Accuracy Versus Precision
Statisticians make a distinction between accuracy and precision. "Precise" means sharply defined or measured. "Accurate" means truthful or correct. Data can be very precise, but inaccurate. It would be precise but inaccurate to say that a meter equals 29.3748 inches. It would actually be more accurate to say that a meter equals a little over one yard, although that may not sound as impressive.

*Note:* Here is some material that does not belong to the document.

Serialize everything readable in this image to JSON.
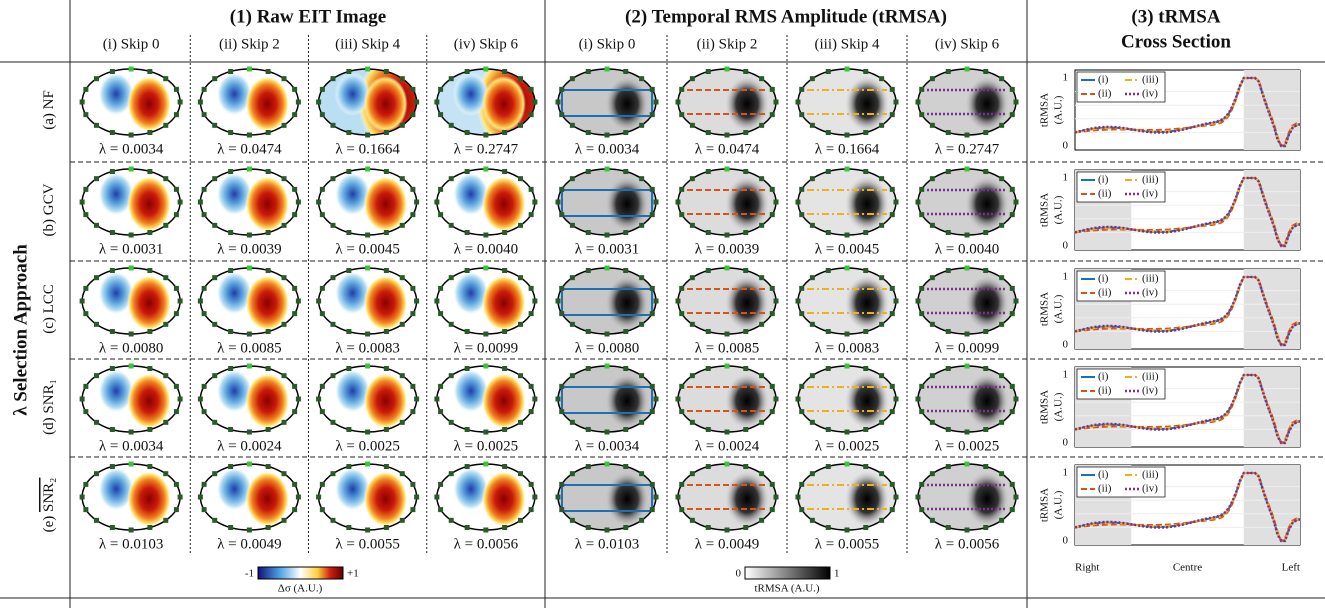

For example, doctors often measure their patients' weight to help evaluate their health. But a weight value by itself is an inadequate indicator of health. It would be inaccurate to say that everybody who weighs less than 200 pounds is healthy and everybody who weighs more is unhealthy. People with different heights and builds have different optimal weights, so medical professionals must use weight-height tables or body-mass indices to interpret the health implications of a particular person's weight.
A standard medical scale can measure a person's weight within about 1 pound of accuracy. A more expensive scale provides greater precision. However, there's little point in purchasing a super-precise scale simply to track body weight. Knowing that you weigh exactly 168.35 pounds rather than about 170 pounds does little to improve assessment of your health. Weight is relatively easy to measure and understand, but focusing too much attention on weight may distract doctors and patients from considering the other health factors that are equally important but more difficult to measure, such as whether you eat a balanced diet, get sufficient exercise or have adequate safety features in your home.